Contributed jointly by Dragan Rangelov and myself
The binding problem is a specific example
of a more general problem in brain studies, namely that of integration, that is
to say of how the many, specialized, areas of the brain interact to provide the
integration that is evident in our perceptions, thoughts and actions.
Binding has come to refer more to this
problem within the confines of the visual brain. Here the binding problem becomes
the problem of how the several, parallel, processing systems in the brain
interact to give us our unitary perception of the visual world, in which
different attributes such as form, colour and motion are seen in precise
spatial and temporal registration.
The initial mistake is to suppose that we
do see these attributes at precisely the same time. In fact, psychophysicalexperiments show that this is not true and that we see and become aware of some
visual attributes such as colour before we see and become aware of others, such
as motion.
This raises a question which has so far
remained un-addressed, namely of whether there is some central station in the
brain that “waits” for all the processing systems to complete their tasks
before “binding” the results of their operations. There clearly is no such system because, over very brief
time windows, we bind the colour that we see at time x to the motion that we had
perceived 80 ms before. We therefore mis-bind in terms of the objective
reality.
We discussed this issue some two years ago
while at a meeting and thought that we should conduct some more experiments on
this problem. Our approach was as follows: we presented subjects with lines of
different orientation that could be in a number of colours. If colour is bound
to orientation at perceptual or pre-perceptual stages, then the accuracy of
reporting one attribute, say colour, should co-vary with the accuracy of
reporting the other attribute (orientation), when the two are presented to
subjects over very brief time windows.
If, however, the two attributes are not
bound at the pre-perceptual or perceptual stage, then the accuracy of reporting
one attribute (colour) should vary independently from the accuracy of reporting
the other (orientation).
Our results, just published, showed that
the accuracy of reporting the two attributes is independent, with the accuracy
of reporting colour being always greater than the accuracy of reporting the
orientation, probably reflecting the fact that colour is perceived before the
orientation of lines by about 40 ms.
This suggests that these two attributes, at
least, are not bound at either pre-perceptual or perceptual stages.

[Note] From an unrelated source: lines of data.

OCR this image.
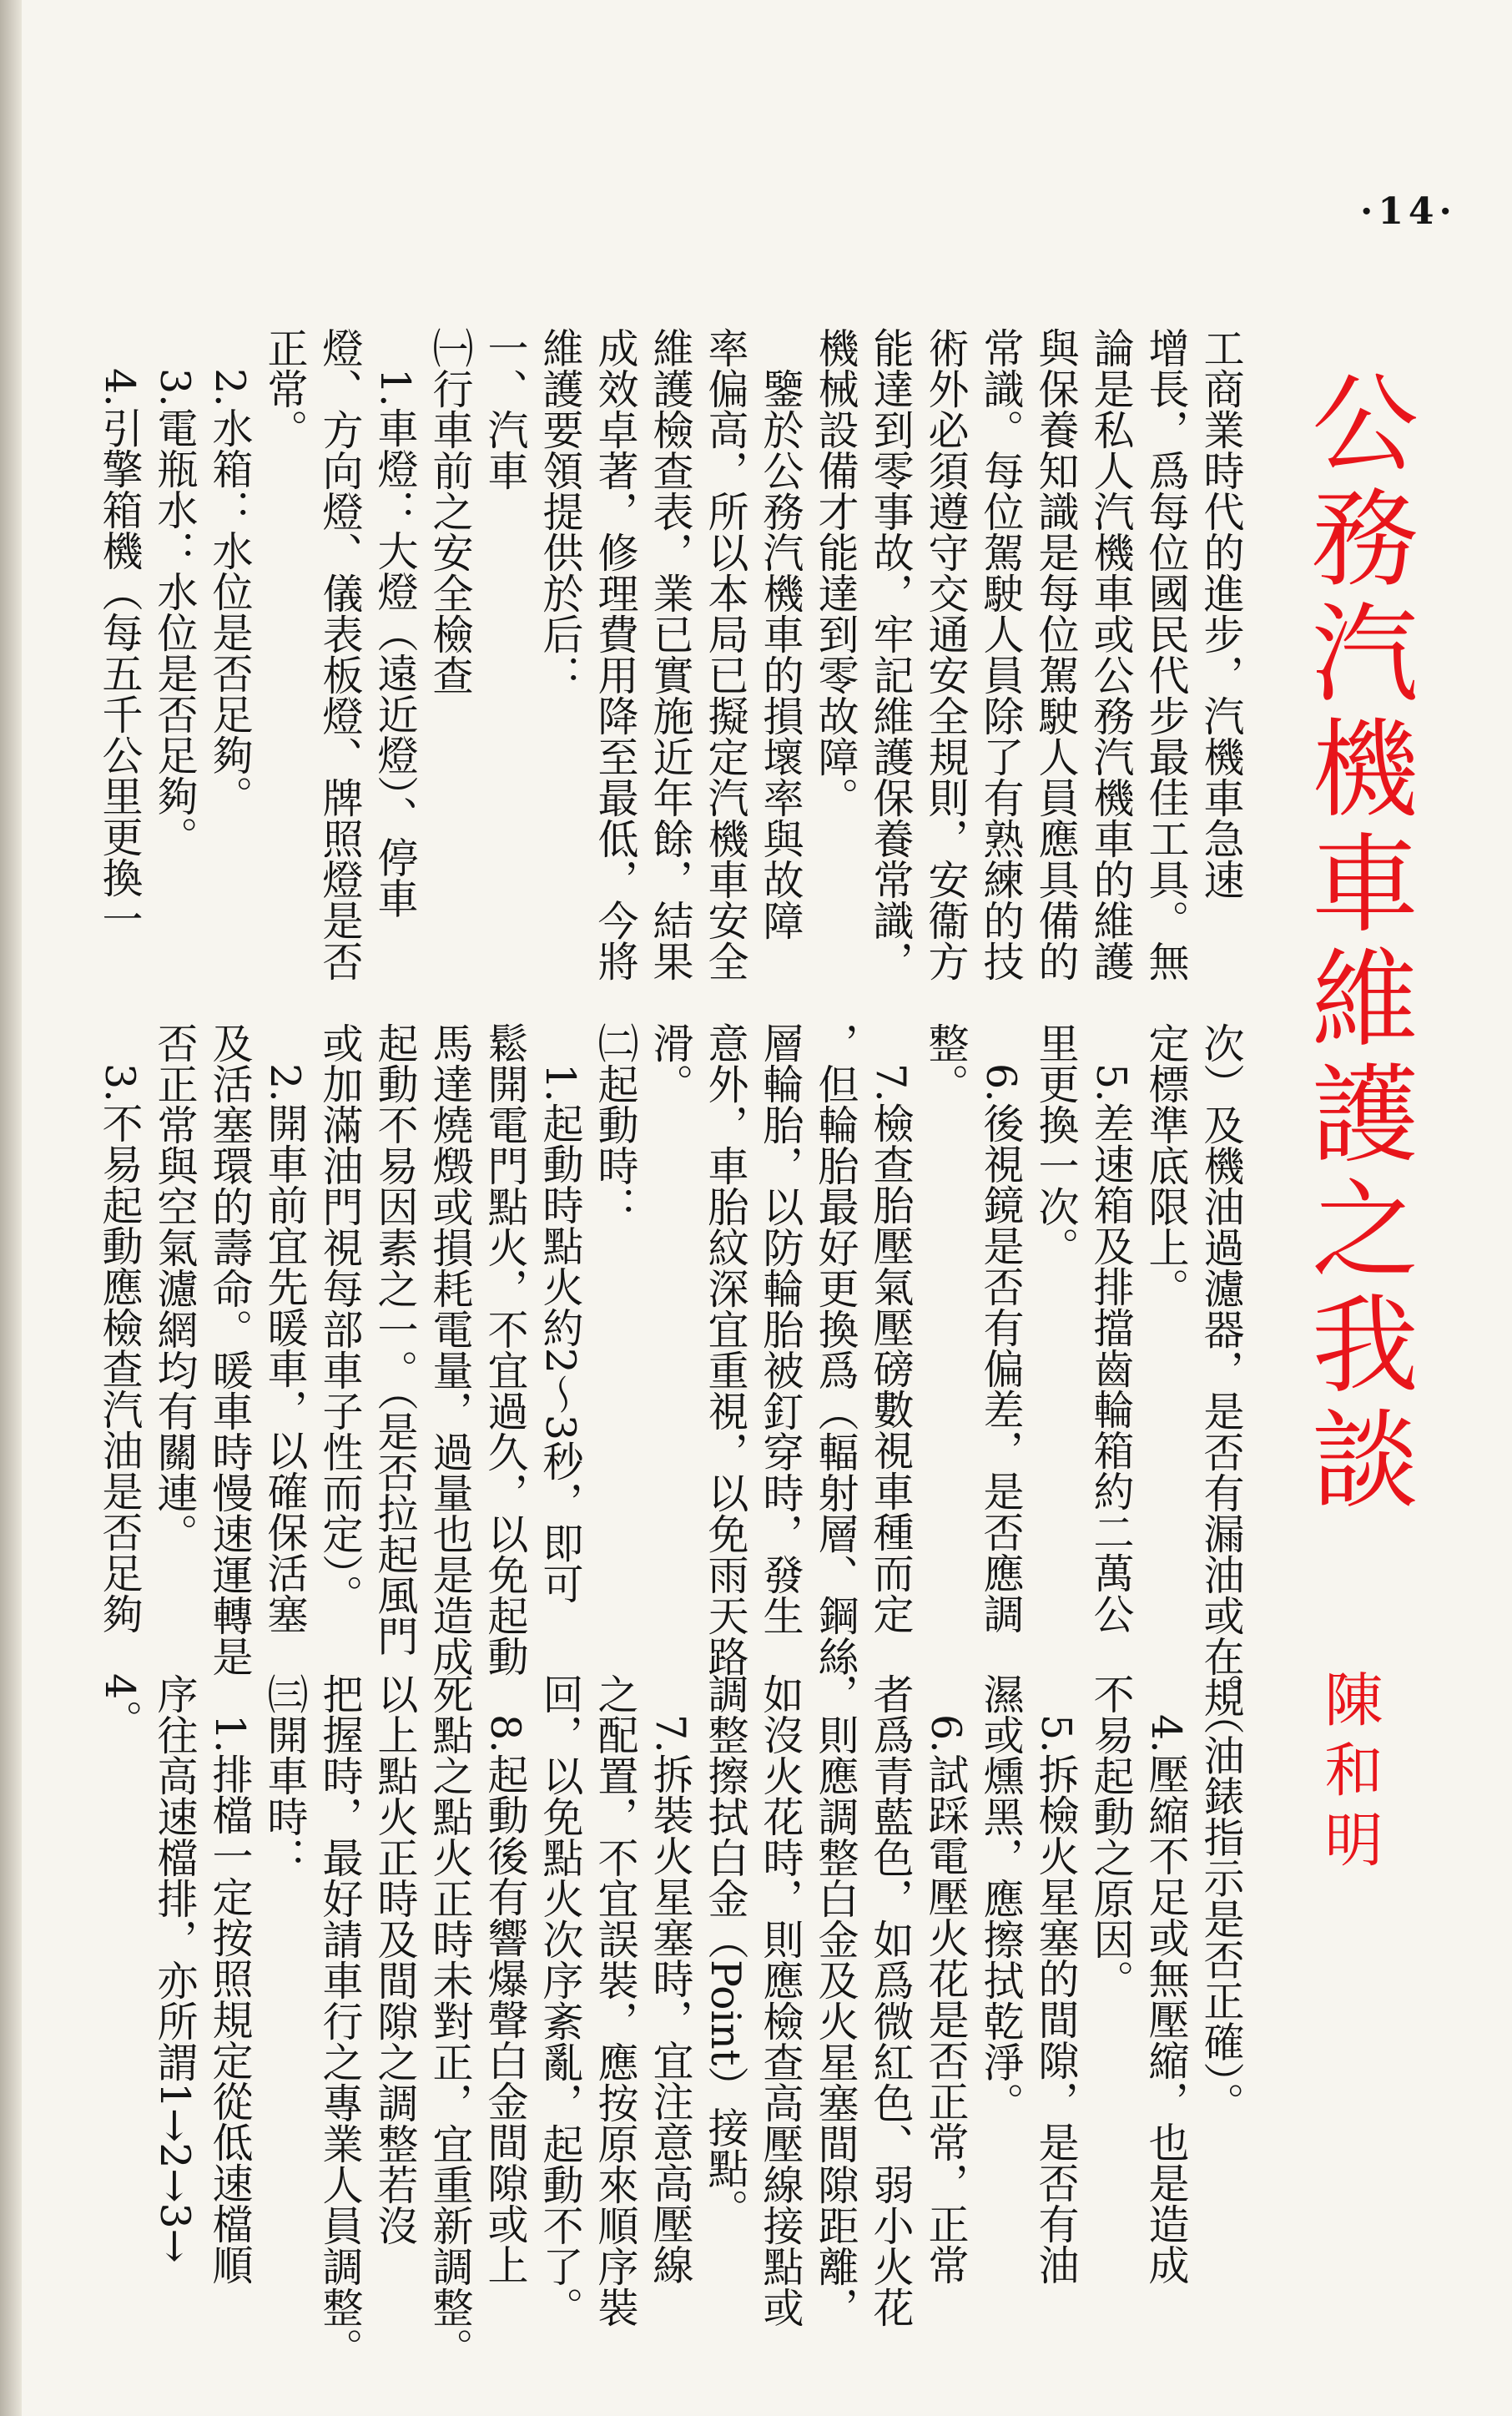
·14·
公務汽機車維護之我談
陳和明
工商業時代的進步，汽機車急速
增長，爲每位國民代步最佳工具。無
論是私人汽機車或公務汽機車的維護
與保養知識是每位駕駛人員應具備的
常識。每位駕駛人員除了有熟練的技
術外必須遵守交通安全規則，安衞方
能達到零事故，牢記維護保養常識，
機械設備才能達到零故障。
　鑒於公務汽機車的損壞率與故障
率偏高，所以本局已擬定汽機車安全
維護檢查表，業已實施近年餘，結果
成效卓著，修理費用降至最低，今將
維護要領提供於后：
一、汽車
㈠行車前之安全檢查
　1.車燈：大燈（遠近燈）、停車
燈、方向燈、儀表板燈、牌照燈是否
正常。
　2.水箱：水位是否足夠。
　3.電瓶水：水位是否足夠。
　4.引擎箱機（每五千公里更換一
次）及機油過濾器，是否有漏油或在規
定標準底限上。
　5.差速箱及排擋齒輪箱約二萬公
里更換一次。
　6.後視鏡是否有偏差，是否應調
整。
　7.檢查胎壓氣壓磅數視車種而定
，但輪胎最好更換爲（輻射層、鋼絲
層輪胎，以防輪胎被釘穿時，發生
意外，車胎紋深宜重視，以免雨天路
滑。
㈡起動時：
　1.起動時點火約2～3秒，即可
鬆開電門點火，不宜過久，以免起動
馬達燒燬或損耗電量，過量也是造成
起動不易因素之一。（是否拉起風門
或加滿油門視每部車子性而定）。
　2.開車前宜先暖車，以確保活塞
及活塞環的壽命。暖車時慢速運轉是
否正常與空氣濾網均有關連。
　3.不易起動應檢查汽油是否足夠
。（油錶指示是否正確）。
　4.壓縮不足或無壓縮，也是造成
不易起動之原因。
　5.拆檢火星塞的間隙，是否有油
濕或燻黑，應擦拭乾淨。
　6.試踩電壓火花是否正常，正常
者爲青藍色，如爲微紅色、弱小火花
，則應調整白金及火星塞間隙距離，
如沒火花時，則應檢查高壓線接點或
調整擦拭白金（Point）接點。
　7.拆裝火星塞時，宜注意高壓線
之配置，不宜誤裝，應按原來順序裝
回，以免點火次序紊亂，起動不了。
　8.起動後有響爆聲白金間隙或上
死點之點火正時未對正，宜重新調整。
以上點火正時及間隙之調整若沒
把握時，最好請車行之專業人員調整。
㈢開車時：
　1.排檔一定按照規定從低速檔順
序往高速檔排，亦所謂1→2→3→
4。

This result leads us to conclude that
binding does not occur by physiological interaction between cells in the visual
areas, but rather occurs at pos-perceptual stages, perhaps through the
intervention of memory. We only experience attributes as being bound even though
they are not bound physiologically, and only because they occur within the
same, very brief memory time window.
Our results may provide, we think, an
interesting resolution to the binding
problem, namely that there is no such problem to resolve at the perceptual
level.
If binding occurs post-perceptually, then
the search for how binding occurs shifts to a different arena.
Time will tell whether we are correct in
our interpretation.
We may of course be wrong, but we hope that
our new view provides the ground for interesting new experiments and debates.